One neat trick Intel apparently used with Atom is to incorporate ECC into your cache. If you have a defective cell*, ECC will correct the error for you, and your ECC protection effectively falls back to parity on that one cache line. For funky statistical math reasons (which would probably lead to an "0.999...=1"-style flame war if we tried to discuss them), you can still claim that you have the reliability of ECC even though you're taking away some of its protection.
*defective could mean functional-but-slow, or functional-but-not-at-very-low-voltage too.

3) Core-level or cache-level. L2 and L3 caches that are designed for a target size usually support disabling portions of the cache, so you can sell the chip even if there is an unrepairable defect in part of the cache (for example, a P2 or P3 with defective cache could be sold as a Celeron). In many designs, you can disable cores, so you can sell a quad-core with 1 defective core as a tri-core or dual-core. The overhead for parts that aren't defective is zero.
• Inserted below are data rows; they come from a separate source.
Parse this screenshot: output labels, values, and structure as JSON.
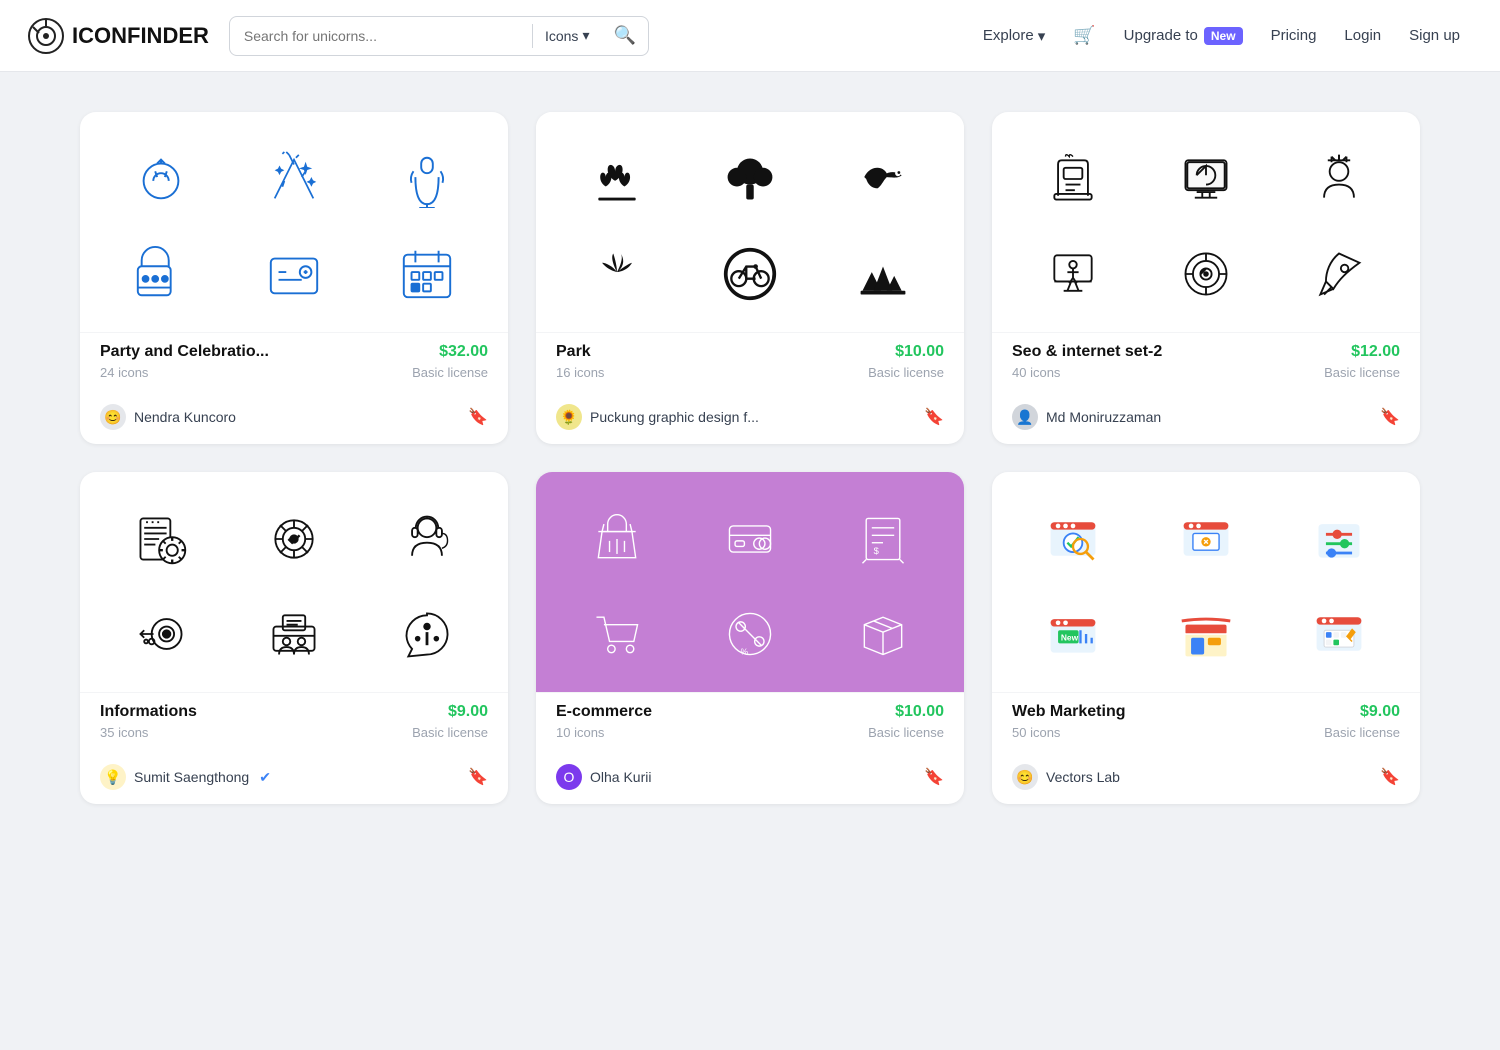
{
  "header": {
    "logo_text": "ICONFINDER",
    "search_placeholder": "Search for unicorns...",
    "search_type": "Icons",
    "explore_label": "Explore",
    "upgrade_label": "Upgrade to",
    "new_badge": "New",
    "pricing_label": "Pricing",
    "login_label": "Login",
    "signup_label": "Sign up"
  },
  "cards": [
    {
      "id": "party",
      "title": "Party and Celebratio...",
      "price": "$32.00",
      "count": "24 icons",
      "license": "Basic license",
      "author": "Nendra Kuncoro",
      "author_verified": false,
      "bg": "white"
    },
    {
      "id": "park",
      "title": "Park",
      "price": "$10.00",
      "count": "16 icons",
      "license": "Basic license",
      "author": "Puckung graphic design f...",
      "author_verified": false,
      "bg": "white"
    },
    {
      "id": "seo",
      "title": "Seo & internet set-2",
      "price": "$12.00",
      "count": "40 icons",
      "license": "Basic license",
      "author": "Md Moniruzzaman",
      "author_verified": false,
      "bg": "white"
    },
    {
      "id": "informations",
      "title": "Informations",
      "price": "$9.00",
      "count": "35 icons",
      "license": "Basic license",
      "author": "Sumit Saengthong",
      "author_verified": true,
      "bg": "white"
    },
    {
      "id": "ecommerce",
      "title": "E-commerce",
      "price": "$10.00",
      "count": "10 icons",
      "license": "Basic license",
      "author": "Olha Kurii",
      "author_verified": false,
      "bg": "purple"
    },
    {
      "id": "webmarketing",
      "title": "Web Marketing",
      "price": "$9.00",
      "count": "50 icons",
      "license": "Basic license",
      "author": "Vectors Lab",
      "author_verified": false,
      "bg": "white"
    }
  ]
}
Psuedo-4) logic cells come in different "sizes" for driving larger or smaller loads / sending signals longer/shorter distances. The larger cells are effectively a bunch of smaller cells wired up in parallel. Certain failures in certain parts of larger cells can make them effectively weaker without breaking functionality if the circuit still operates at the required speed. I don't think anybody really uses this as a yield-improvement technique though, since upsizing gates unnecessarily would cost a lot of power.

You generally won't find redundancy in random logic such as ALUs. Structures like integer ALUs are actually pretty small, so the chance of a defect in them is low, and making an ALU "repairable" by adding a second ALU is a lot of overhead (every non-defective part now carries a useless "spare" and most defective parts didn't have the defect in the ALU). It's also very difficult to functionally incorporate the redundant ALU. For example, if you wanted to add 1 spare ALU to a 3-ALU design, you need to be able to get the inputs of all 3 original ALUs to the spare, and then get the result back to the right place. Shuffling data around ("bypassing") is expensive enough without redundant components.

It boils down to this: you can only add redundancy when the overhead doesn't exceed the incremental cost, and that tends to happen in places where you don't have to duplicate structures entirely.

As for selling a factory-second like a processor with one of its integer pipelines disabled, that gets complicated too. The biggest technical problem is probably that you have to verify that the processor still works properly. Processor verification is incredibly complicated, and you'll often find that one unit will make assumptions about the behavior of another unit. If the relative throughput of two units changes, the design may no longer work properly - potentially in very complicated, hard-to-find cases (so you can't just see if Windows boots / SuperPI runs and say "good enough"). The other big problem is that major customers tend to prefer consistency - customers don't want to have to qualify their software on a thousand different possible configurations (if cutting the reorder buffer in half costs 1% performance on average, the customer still has to make sure that none of his applications will suffer a 10% degradation and e.g. start dropping frames during video playback).
 

mutz

Senior member
Jun 5, 2009
343
0
0
some info regarding chip regulation:
Each chip is tested throughout the entire process&#8212;both while part of a wafer and after separation. During a
procedure known as "wafer sort," an electrical test is conducted to eliminate defective chips. Needle-like probes
conduct over 10,000 checks per second on the wafer. A chip that fails a test for any reason in this automated
process is marked with a dot of ink that indicates it will not be mounted in packaging.

http://download.intel.com/education/common/en/resources/TJI/TJI_TechSociety_handout4.pdf
 

bamacre

Lifer
Jul 1, 2004
21,029
2
61
(Can you imagine a 1366 single-core or dual-core CPU?)

I used to get and sell some Xeon W3500 series dual core 1366 cpu's. People were using them in Core i7 boards and getting some good OC's. I was selling them for ~110.